How the Housing Bubble Threatens Depression

I don't think we're headed to depression, but that's the word used by Steven Gjerstad and Vernon Smith in a Wall Street Journal article that is well worth reading.  I wrote about how we got into the mortgage mess in a five-part series:

Part 1 asks why the mortgage mess happened, and why did it happen when it did.

Part 2 explains the role of the Great Moderation and the mild housing cycle in the 2001 recession.

Part 3 explains the role played by securitization of mortgages.

Part 4 explains how the 2001 recession set up the trigger for the current crisis.

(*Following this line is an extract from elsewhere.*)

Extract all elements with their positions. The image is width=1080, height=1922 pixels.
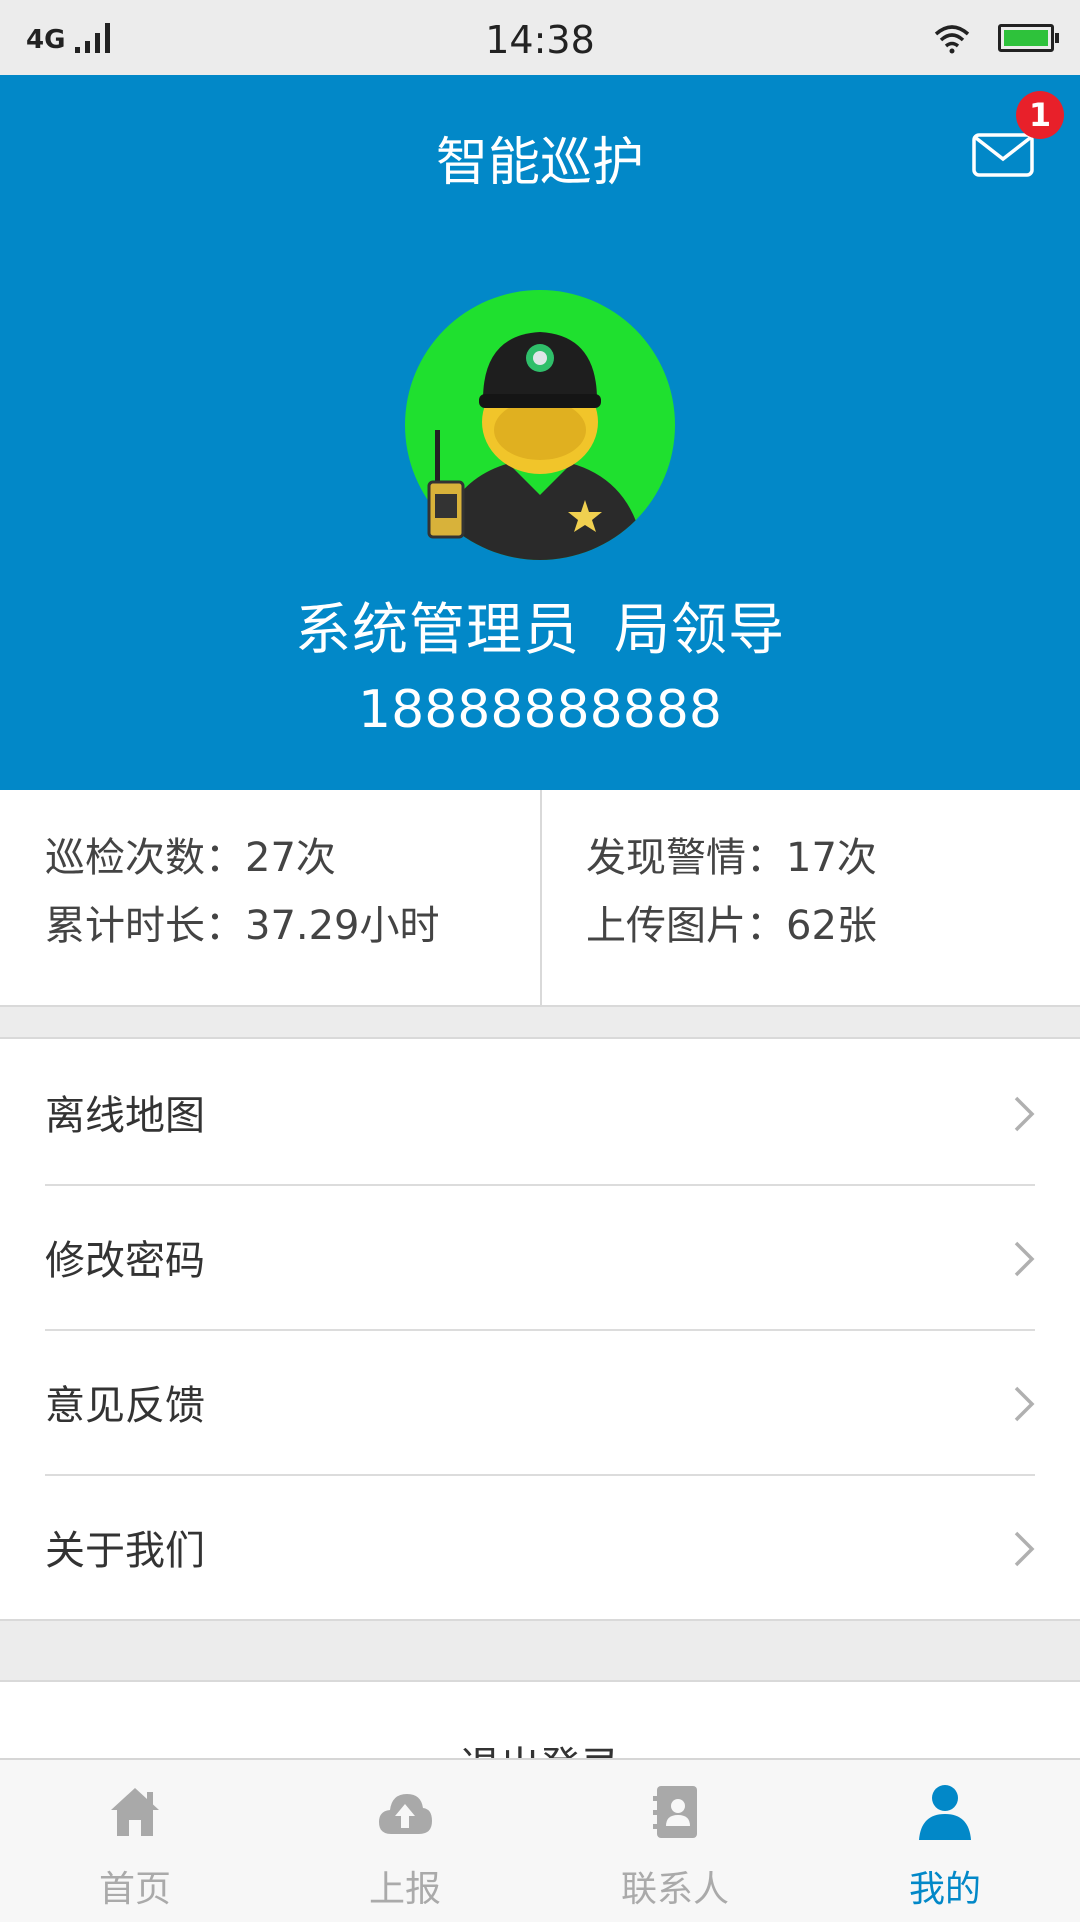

Part 5 looks at the future and provide some suggestions for policy.

The Gjerstad-Vernon article is generally consistent with my analysis, but adds some interesting points:

  • Laboratory simulations of fairly simple, transparent markets generate bubbles.  (Smith won the Nobel Prize in economics for this research.)
  • A change in how the Consumer Price Index is calculated, away from using home prices to using rental equivalence, helped mask the inflation rate, in turn confusing the Fed.  (I reached the conclusion that Greenspan erred in this blog post, but without the sharp insight that the change in CPI methods was involved.)
  • Gjerstad & Smith compare the 2001 stock market drop with the housing price decline and ask, "How can one crash that wipes out $10 trillion in assets cause no damage
    to the financial system and another that causes $3 trillion in losses
    devastate the financial system?"  Good question.  Their answer: leverage.  The stocks that dropped in the tech crash were mostly unleveraged, whereas tremendous debt loads support housing investment.

What does this all mean for the outlook?  It doesn't tell us much about the course of 2009, but it does tell us what to expect over the longer run:  more bubbles.